India launched a fully digital census on April 1, deploying more than 3 million enumerators and offering citizens a chance to enter their information through a self-enumeration portal. Officials say the first phase will concentrate on house listing and housing conditions, gathering 33 data points such as building materials, access to electricity and clean water, and ownership of items like smartphones and vehicles. Every building will be geo-tagged to ensure geographic coverage and to map the country’s infrastructure.
A second phase, planned for early next year, will record detailed demographic and socio-economic information for each person, including age, education, and occupation. Officials aim to capture migration patterns and fertility data digitally to build a comprehensive profile of India’s population, now the world’s largest. The census will also, for the first time since 1931, include a comprehensive enumeration of castes across all communities.
Between April 1 and April 15 citizens can complete the census online. The government describes the self-enumeration site as a secure, web-based facility available in 16 regional languages, allowing people to submit details at their convenience before an enumerator visits. The authorities say the census is vital for governance and will underpin development planning for the next decade.
But the shift to digital methods has raised several concerns. Many rural residents — especially older people and those with limited tech experience — may find the online portal difficult. Their information will still need to be collected by enumerators, and critics question whether field staff will receive sufficient time and training to process the vast number of households. There are fears that households could be pushed toward self-enumeration without support, or that informal intermediaries may relay data for respondents.
Wider anxieties focus on the political uses of the data. The results, expected in 2027, will inform sensitive decisions from caste-based reservations to the redrawing of parliamentary constituencies. Critics worry data could be skewed or manipulated for political ends.
The move from paper to digital changes the scale of risk. Previously, fraudulent local tallies or manipulated entries were possible but tended to be contained and slower to process. Now data flows into central systems almost instantly, and the census collects more sensitive items than before — caste, religion, economic status, and migration — which raises stakes if information is cross-referenced with other national databases.
“The risks are not new, but digitization changes their scale. What was once local and contained can now become systemic if safeguards fail,” said S Y Quraishi, former chief election commissioner. He emphasized that credibility matters more than the technology itself and pointed to the high political stakes, including delimitation (the process of determining representation) and quotas. Quraishi said the census’ success will depend on transparency, audits, and whether it is perceived as fair and inclusive.
Economist Reetika Khera of the Indian Institute of Technology, Delhi, warned the challenge is not digitization per se but the absence of robust safeguards, transparency, and accountability frameworks to protect data integrity and security. Drawing on recent government surveys, she noted digital preparedness is low: less than half of rural women over 15 own mobile phones, and while many use payment apps, very few are comfortable with other online tasks — fewer than 1% reported being able to do net banking. That raises questions about who can realistically take part in self-enumeration.
Khera also flagged the danger of intermediaries. In other digital schemes, middlemen have sometimes facilitated fraud by offering to complete online tasks for others. If such actors begin offering “self-enumeration services,” they could become a weak point despite legal protections under the Census Act.
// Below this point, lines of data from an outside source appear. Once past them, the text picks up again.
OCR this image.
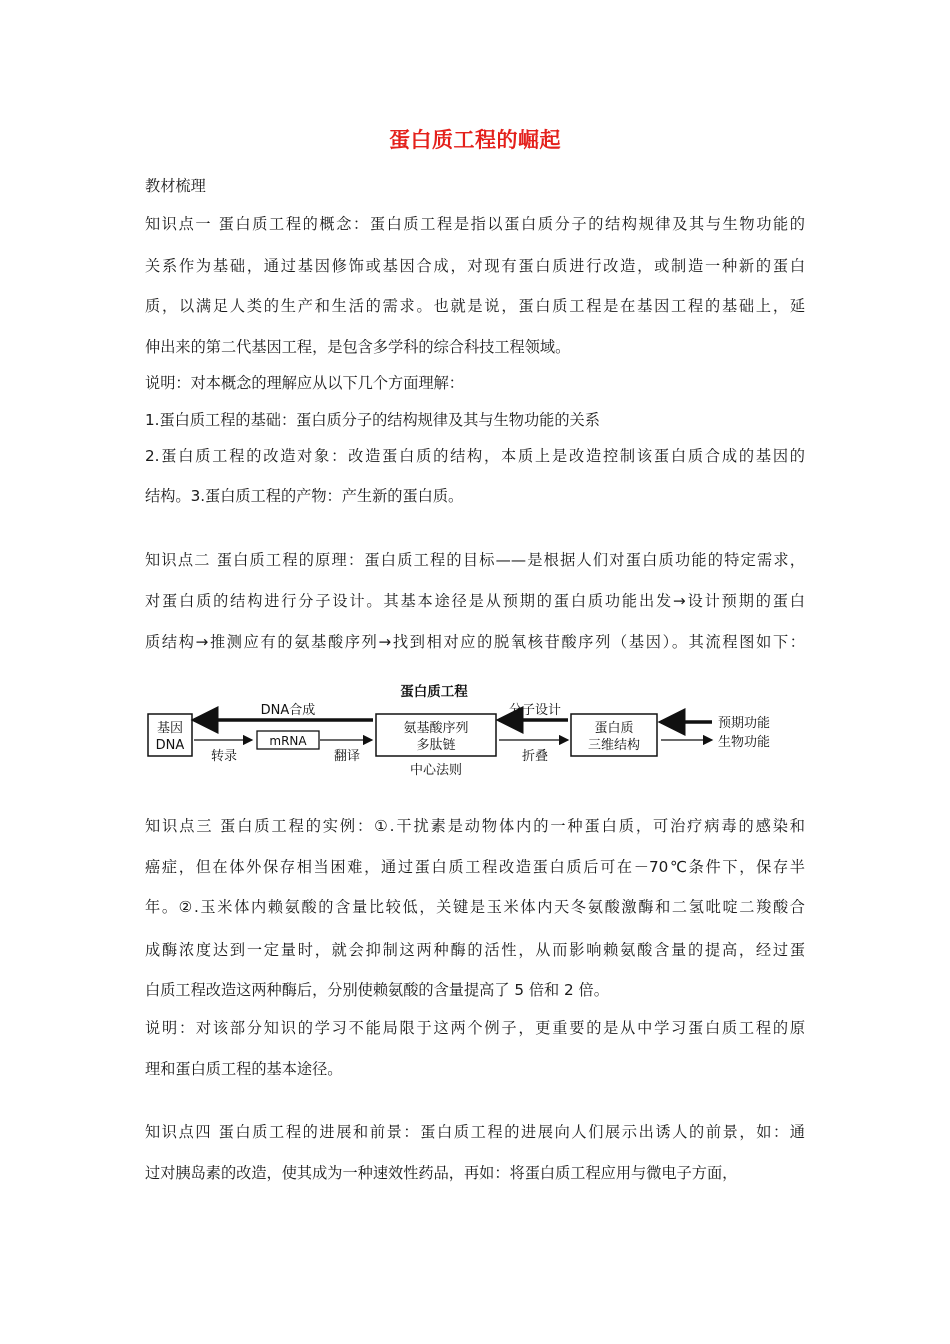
蛋白质工程的崛起
教材梳理
知识点一 蛋白质工程的概念：蛋白质工程是指以蛋白质分子的结构规律及其与生物功能的
关系作为基础，通过基因修饰或基因合成，对现有蛋白质进行改造，或制造一种新的蛋白
质，以满足人类的生产和生活的需求。也就是说，蛋白质工程是在基因工程的基础上，延
伸出来的第二代基因工程，是包含多学科的综合科技工程领域。
说明：对本概念的理解应从以下几个方面理解：
1.蛋白质工程的基础：蛋白质分子的结构规律及其与生物功能的关系
2.蛋白质工程的改造对象：改造蛋白质的结构，本质上是改造控制该蛋白质合成的基因的
结构。3.蛋白质工程的产物：产生新的蛋白质。
知识点二 蛋白质工程的原理：蛋白质工程的目标——是根据人们对蛋白质功能的特定需求，
对蛋白质的结构进行分子设计。其基本途径是从预期的蛋白质功能出发→设计预期的蛋白
质结构→推测应有的氨基酸序列→找到相对应的脱氧核苷酸序列（基因）。其流程图如下：
蛋白质工程
基因
DNA
DNA合成
转录
mRNA
翻译
氨基酸序列
多肽链
中心法则
分子设计
折叠
蛋白质
三维结构
预期功能
生物功能
知识点三 蛋白质工程的实例：①.干扰素是动物体内的一种蛋白质，可治疗病毒的感染和
癌症，但在体外保存相当困难，通过蛋白质工程改造蛋白质后可在－70℃条件下，保存半
年。②.玉米体内赖氨酸的含量比较低，关键是玉米体内天冬氨酸激酶和二氢吡啶二羧酸合
成酶浓度达到一定量时，就会抑制这两种酶的活性，从而影响赖氨酸含量的提高，经过蛋
白质工程改造这两种酶后，分别使赖氨酸的含量提高了 5 倍和 2 倍。
说明：对该部分知识的学习不能局限于这两个例子，更重要的是从中学习蛋白质工程的原
理和蛋白质工程的基本途径。
知识点四 蛋白质工程的进展和前景：蛋白质工程的进展向人们展示出诱人的前景，如：通
过对胰岛素的改造，使其成为一种速效性药品，再如：将蛋白质工程应用与微电子方面，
Observers stress that the shift to digital is more than a technical upgrade; it is a structural change in how the state counts and engages with people. Yamini Aiyar, a visiting senior fellow at Brown University, said faster processing could allow data to be operationalized with limited public scrutiny, shaping the timing and prospects for delimitation. She noted the delay since 2021 — because of the pandemic — and the drive to have results by 2027 has not been fully explained, which fuels questions about intent and sequencing. This opacity, she argued, can deepen political anxieties about how updated population figures might reshape electoral maps.
That unease is particularly strong in southern states, where there is worry that delimitation informed by updated population numbers could shift political representation northward, altering the federal balance.
Development economist Dipa Sinha acknowledged India has experience with digital data collection — long-running surveys like the National Sample Survey have used similar methods — but said the census’s scale is unprecedented and the delay has heightened concerns. She warned that mechanisms for data protection, privacy, and error correction are not clearly articulated, and in a census that gathers highly sensitive personal information, lack of explicit protocols could undermine public confidence.
As India completes its first fully digital census, experts emphasize that technical rollout is only one dimension. Ensuring training for enumerators, safeguarding privacy, preventing intermediaries and fraud, enabling meaningful transparency, and building public trust are all essential if the exercise is to be credible and accepted.